Science & Data

Matrices

Build matrices of real numbers as literals, do matrix algebra, and call linear-algebra functions like determinant, inverse, and eigenvalues.

[1 2 3, 4 5 6]
[1 2, 3 4] * [5 6, 7 8]
determinant([1 2 3, 4 5 6, 7 8 10])
eigenvalues([2 1, 1 2])

Literals

Wrap entries in square brackets. Space separates columns; comma or semicolon separates rows. Entries are plain numbers (negatives and decimals are fine).

[1 2 3, 4 5 6, 7 8 9]
[1 2 3; 4 5 6]
[1.5 -2, 3 4]
[5]

[1 2 3] is a row vector; [1, 2, 3] is a column vector. Results render in the same inline form, so they round-trip as input.

Arithmetic

Addition and subtraction are element-wise; * is matrix multiplication; a scalar scales every entry. A / B is A · inverse(B), and A ^ n is repeated multiplication (^0 = identity, ^-1 = inverse).

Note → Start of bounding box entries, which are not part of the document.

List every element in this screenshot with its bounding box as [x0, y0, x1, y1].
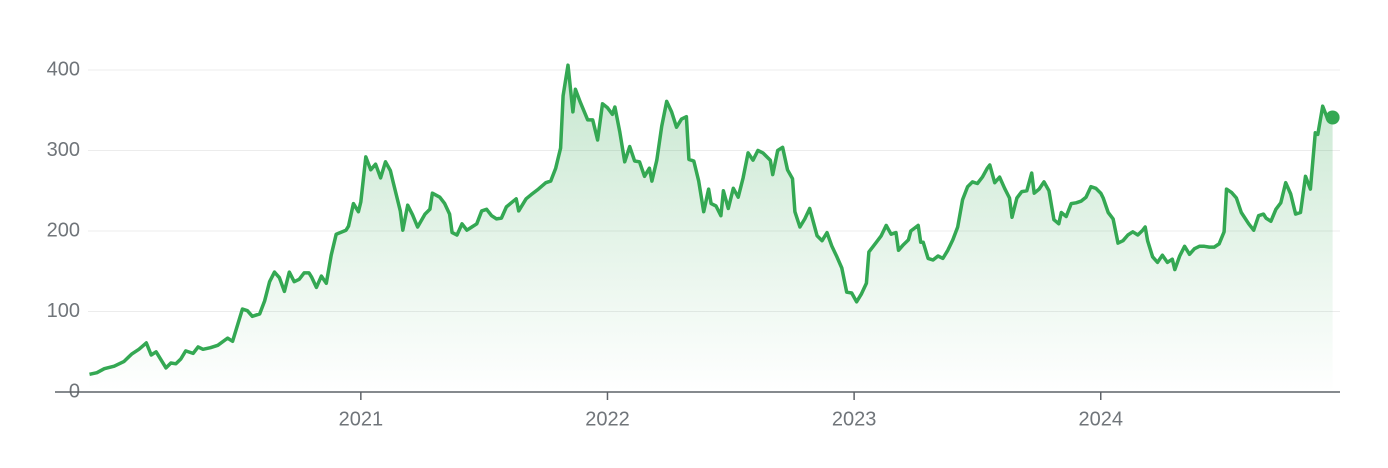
- y-tick-label: 300: [47, 139, 80, 161]
- y-tick-label: 400: [47, 58, 80, 80]
- x-tick-label: 2022: [585, 408, 630, 430]
- y-tick-label: 200: [47, 219, 80, 241]
- area: [89, 65, 1333, 392]
- x-tick-label: 2024: [1079, 408, 1124, 430]
- x-tick-label: 2021: [339, 408, 384, 430]
- last-point: [1325, 110, 1340, 125]
- price-line: [89, 63, 1334, 377]
- x-tick-label: 2023: [832, 408, 877, 430]
- y-tick-label: 100: [47, 300, 80, 322]
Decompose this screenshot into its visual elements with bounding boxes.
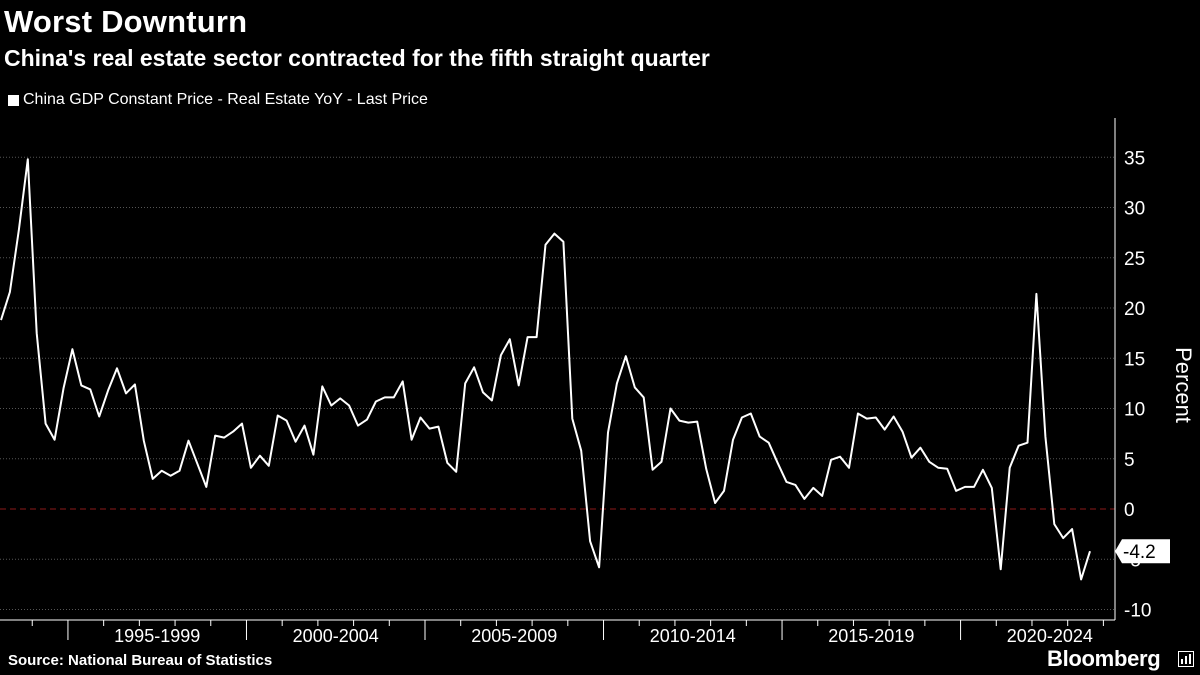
x-tick-label: 2020-2024 [1007, 626, 1093, 646]
x-tick-label: 2005-2009 [471, 626, 557, 646]
y-tick-label: 20 [1124, 299, 1145, 320]
y-tick-label: 30 [1124, 199, 1145, 220]
series-line [0, 158, 1091, 581]
x-tick-label: 2000-2004 [293, 626, 379, 646]
last-value-flag [1115, 539, 1170, 564]
bloomberg-terminal-icon [1178, 651, 1194, 667]
x-tick-label: 1995-1999 [114, 626, 200, 646]
y-tick-label: -10 [1124, 601, 1151, 622]
y-tick-label: 35 [1124, 148, 1145, 169]
legend-label: China GDP Constant Price - Real Estate Y… [23, 91, 428, 108]
last-value-label: -4.2 [1123, 542, 1156, 563]
chart-title: Worst Downturn [4, 4, 248, 39]
chart-subtitle: China's real estate sector contracted fo… [4, 45, 710, 71]
y-tick-label: 5 [1124, 450, 1135, 471]
x-tick-label: 2010-2014 [650, 626, 736, 646]
legend-swatch [8, 94, 19, 106]
legend: China GDP Constant Price - Real Estate Y… [8, 91, 428, 109]
source-note: Source: National Bureau of Statistics [8, 652, 273, 669]
brand-logo: Bloomberg [1047, 646, 1161, 671]
y-tick-label: 25 [1124, 249, 1145, 270]
x-tick-label: 2015-2019 [828, 626, 914, 646]
y-axis-label: Percent [1171, 347, 1196, 423]
y-tick-label: 15 [1124, 349, 1145, 370]
y-tick-label: 0 [1124, 500, 1135, 521]
y-tick-label: 10 [1124, 400, 1145, 421]
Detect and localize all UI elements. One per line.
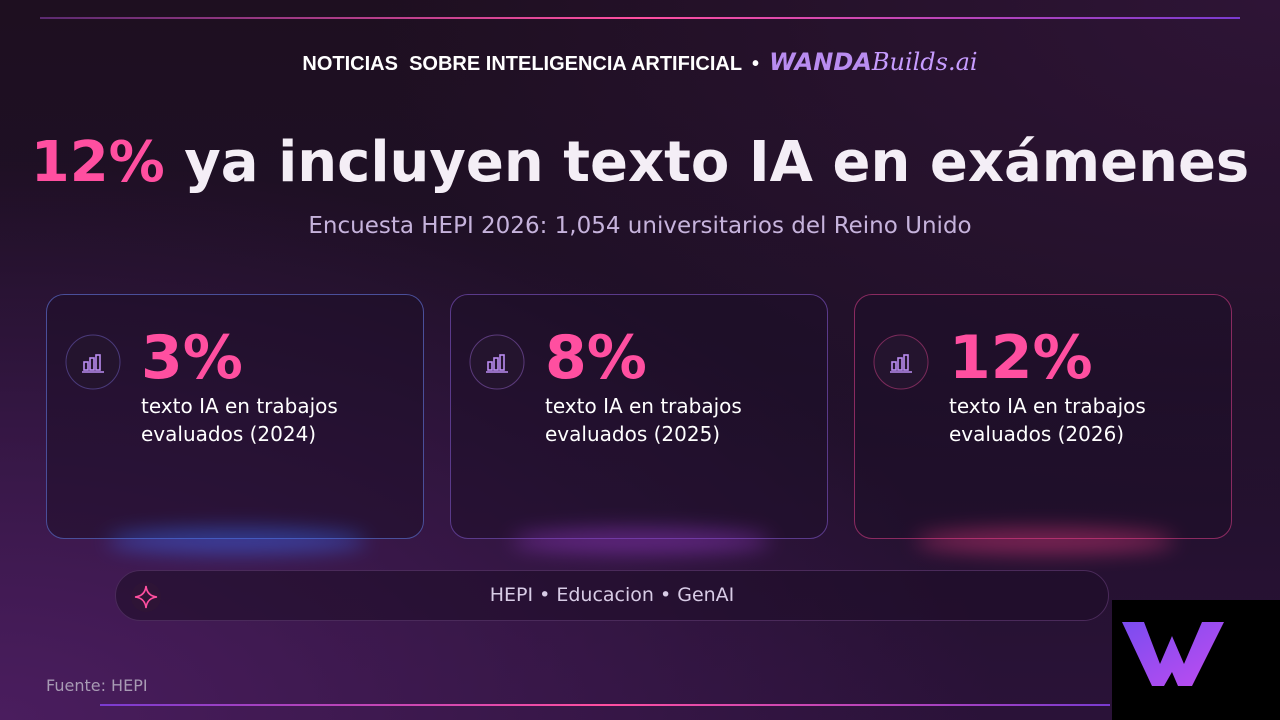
card-value: 3% — [141, 323, 243, 393]
card: 8% texto IA en trabajos evaluados (2025) — [450, 294, 828, 554]
glow — [511, 528, 771, 554]
separator: • — [752, 53, 760, 75]
label-line: evaluados (2025) — [545, 422, 721, 446]
label-line: evaluados (2024) — [141, 422, 317, 446]
label-line: texto IA en trabajos — [949, 394, 1146, 418]
card-value: 8% — [545, 323, 647, 393]
card-label: texto IA en trabajos evaluados (2026) — [949, 392, 1146, 448]
logo-mark — [1122, 622, 1224, 686]
icon — [65, 334, 121, 390]
card: 3% texto IA en trabajos evaluados (2024) — [46, 294, 424, 554]
star-icon — [131, 582, 161, 612]
section: NOTICIAS SOBRE INTELIGENCIA ARTIFICIAL — [302, 53, 743, 75]
title: 12% ya incluyen texto IA en exámenes — [0, 130, 1280, 195]
tags-bar: HEPI • Educacion • GenAI — [115, 570, 1109, 621]
icon — [873, 334, 929, 390]
source: Fuente: HEPI — [46, 676, 148, 695]
card-label: texto IA en trabajos evaluados (2025) — [545, 392, 742, 448]
card-label: texto IA en trabajos evaluados (2024) — [141, 392, 338, 448]
top-line — [40, 17, 1240, 19]
label-line: evaluados (2026) — [949, 422, 1125, 446]
card-value: 12% — [949, 323, 1093, 393]
label-line: texto IA en trabajos — [141, 394, 338, 418]
header: NOTICIAS SOBRE INTELIGENCIA ARTIFICIAL • W… — [0, 48, 1280, 76]
title-text: ya incluyen texto IA en exámenes — [184, 130, 1250, 195]
card: 12% texto IA en trabajos evaluados (2026) — [854, 294, 1232, 554]
label-line: texto IA en trabajos — [545, 394, 742, 418]
glow — [915, 528, 1175, 554]
brand: WANDA — [769, 48, 872, 76]
tags: HEPI • Educacion • GenAI — [489, 584, 735, 606]
brand-suffix: Builds.ai — [871, 48, 978, 76]
logo — [1112, 600, 1280, 720]
bottom-line — [100, 704, 1110, 706]
glow — [107, 528, 367, 554]
icon — [469, 334, 525, 390]
title-highlight: 12% — [30, 130, 165, 195]
subtitle: Encuesta HEPI 2026: 1,054 universitarios… — [308, 213, 972, 239]
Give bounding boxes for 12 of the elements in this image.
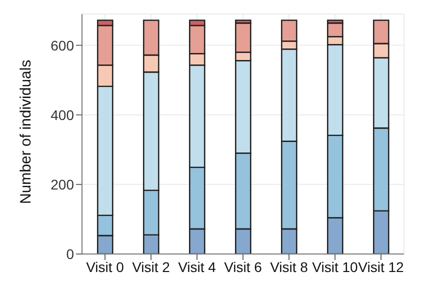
x-tick-label: Visit 4 — [178, 258, 216, 275]
y-axis-title: Number of individuals — [17, 60, 34, 204]
x-tick-label: Visit 8 — [270, 258, 308, 275]
y-tick-label: 0 — [66, 246, 74, 262]
x-tick-label: Visit 0 — [86, 258, 124, 275]
x-tick-label: Visit 6 — [224, 258, 262, 275]
y-tick-label: 200 — [50, 176, 74, 192]
x-tick-label: Visit 10 — [312, 258, 358, 275]
x-tick-label: Visit 2 — [132, 258, 170, 275]
y-tick-label: 600 — [50, 37, 74, 54]
x-tick-label: Visit 12 — [358, 258, 404, 275]
y-tick-label: 400 — [50, 106, 74, 123]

[1 2, 3 4] + [10 20, 30 40]
[1 2, 3 4] * [5 6, 7 8]
3 * [1 2, 3 4]
[2 4, 6 8] / 2
[1 2, 3 4] ^ 2
[4 7, 2 6] ^ -1
-[1 2, 3 4]

A scalar combined with + or - is broadcast over every entry:

[1 2, 3 4] + 10
10 - [1 2, 3 4]

Functions

transpose([1 2 3, 4 5 6])
determinant([1 2, 3 4])
inverse([4 7, 2 6])
adjugate([1 2, 3 4])
trace([1 2, 3 4])
rank([1 2, 2 4])
rref([1 2 3, 4 5 6, 7 8 9])
minor([1 2 3, 4 5 6, 7 8 10], 1, 1)
cofactor([1 2 3, 4 5 6, 7 8 10], 1, 2)

Build and inspect matrices:

identity(3)
zeros(2, 3)
ones(2, 2)
diag(1, 2, 3)
diag([1 2 3, 4 5 6, 7 8 9])
size([1 2 3, 4 5 6])
rows([1 2 3, 4 5 6])
cols([1 2 3, 4 5 6])
hadamard([1 2, 3 4], [10 20, 30 40])

Solve, measure, and decompose:

linsolve([2 1, 1 3], [5, 10])
norm([3 4])
eigenvalues([2 1, 1 2])
eigenvectors([2 0, 0 3])

Eigenvalues come back as a column vector (sorted by descending real part). When a matrix has complex eigenvalues they are returned as [real imag] rows; eigenvectors supports real spectra only.

Common mistakes

  • Rows must all have the same number of columns — [1 2, 3 4], not [1 2, 3].
  • Matrix entries must be plain numbers, not expressions — write [0.5 3, 4 5], not [1/2 3, 4 5].
  • Juxtaposition is not implicit multiplication — use 5 * [1 2, 3 4], not 5[1 2, 3 4].
  • Inner dimensions must match for *[1 2, 3 4] * [1 2 3] errors; multiply by a conformable matrix such as [1 2, 3 4] * [1, 2].